Thousands of people took to the streets throughout the city and Seattle police had an increased presence in many neighbourhoods Sunday night.
The Seahawks beat the Denver Broncos 43-8. The last time a major Seattle sports franchise won a championship was in 1979 when the Supersonics took the NBA title. The WNBA’s Seattle Storm have won two championships, in 2004 and 2010.
Fans blared horns and launched fireworks – and in the University District, near the University of Washington, fire crews extinguished at least one bonfire as rowdy fans were out in force.
In Occidental Park in Pioneer Square, near CenturyLink Field where the Seahawks play, people waving “12th Man” flags took to the street, and others climbed trees and sculptures. Some fans got on top of a pergola, breaking glass.
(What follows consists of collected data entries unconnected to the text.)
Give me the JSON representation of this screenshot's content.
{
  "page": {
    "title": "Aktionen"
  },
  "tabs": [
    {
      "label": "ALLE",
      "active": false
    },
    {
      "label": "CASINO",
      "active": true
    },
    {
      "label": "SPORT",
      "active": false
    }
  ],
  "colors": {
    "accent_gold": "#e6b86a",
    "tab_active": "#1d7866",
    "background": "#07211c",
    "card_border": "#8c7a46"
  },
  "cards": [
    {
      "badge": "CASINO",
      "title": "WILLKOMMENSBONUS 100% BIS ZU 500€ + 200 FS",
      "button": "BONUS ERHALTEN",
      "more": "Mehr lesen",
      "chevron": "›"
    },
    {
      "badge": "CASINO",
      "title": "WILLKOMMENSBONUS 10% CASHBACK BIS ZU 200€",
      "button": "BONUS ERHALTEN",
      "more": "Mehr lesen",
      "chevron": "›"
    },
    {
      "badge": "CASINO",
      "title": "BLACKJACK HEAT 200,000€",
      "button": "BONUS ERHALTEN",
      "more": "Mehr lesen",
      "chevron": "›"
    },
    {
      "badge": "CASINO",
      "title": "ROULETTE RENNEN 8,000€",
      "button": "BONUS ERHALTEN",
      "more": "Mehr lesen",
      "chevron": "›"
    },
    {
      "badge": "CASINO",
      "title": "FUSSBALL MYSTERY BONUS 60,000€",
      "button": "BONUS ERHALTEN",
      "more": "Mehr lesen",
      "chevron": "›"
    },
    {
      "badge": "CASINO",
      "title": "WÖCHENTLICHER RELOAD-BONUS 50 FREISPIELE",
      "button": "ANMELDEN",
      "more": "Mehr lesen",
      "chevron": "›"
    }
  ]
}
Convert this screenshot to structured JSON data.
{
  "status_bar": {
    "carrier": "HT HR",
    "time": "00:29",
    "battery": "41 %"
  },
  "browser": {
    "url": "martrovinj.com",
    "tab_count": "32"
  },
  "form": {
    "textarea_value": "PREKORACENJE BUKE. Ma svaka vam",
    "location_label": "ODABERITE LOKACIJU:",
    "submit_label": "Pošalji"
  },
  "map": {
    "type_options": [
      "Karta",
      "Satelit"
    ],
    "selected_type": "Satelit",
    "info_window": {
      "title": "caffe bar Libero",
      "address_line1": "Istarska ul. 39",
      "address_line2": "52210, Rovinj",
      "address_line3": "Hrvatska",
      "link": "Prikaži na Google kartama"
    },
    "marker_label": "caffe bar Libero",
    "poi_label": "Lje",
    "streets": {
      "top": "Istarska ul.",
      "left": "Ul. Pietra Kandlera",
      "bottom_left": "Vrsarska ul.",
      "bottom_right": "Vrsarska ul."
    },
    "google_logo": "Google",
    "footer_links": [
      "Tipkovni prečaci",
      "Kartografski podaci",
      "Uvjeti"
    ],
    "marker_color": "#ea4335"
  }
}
Fans in some neighbourhoods blocked traffic, and in downtown a line of cars stretched for blocks as people cheered and horns blared.
Seattle police spokesman Mark Jamieson said Sunday night the biggest concentrations of people were downtown and in the University District. He said no major disturbances had been reported.
Senayet Woldemarian, a 29-year-old physical therapist from The north Seattle Suburb of Shoreline, shrieked giddily and waved her Seahawks flag at honking cars on a North Seattle street: “We got our first Super Bowl!”
Her friend, wedding photographer Taylor Olcott, 28, said it reminded her a little of being in Boston in 2004, when the Red Sox won baseball’s World Series for the first time since 1918.
“This is the first time I’ve really seen Seattle passionate about anything,” she said. “It’s, like, East Coast. It’s very exciting.”
Mayor Ed Murray said in a statement that a Seahawks victory parade would happen Wednesday.
About 30 people watched the game at the Outlander Brewery in Seattle’s Fremont neighbourhood. It was such a blowout that by the fourth quarter, employees had switched one of the three TVs to Animal Planet’s “Puppy Bowl.”
“We’re all in euphoria right now,” said Steve McVay, a 43-year-old Seattle IT worker. “It’s a huge deal for the city. Since the Sonics we haven’t won anything.”
John Caro and his wife, Corina, both 59, whooped their way down Lake City Way in North Seattle, high-fiving passersby.
“I was born here, I was raised here! This is my ultimate dream!” Caro shouted. “We have waited so freakin’ long for this!”
With that, they stepped across the street, with Caro waving his grey Seahawks conference championship hat to stop the traffic.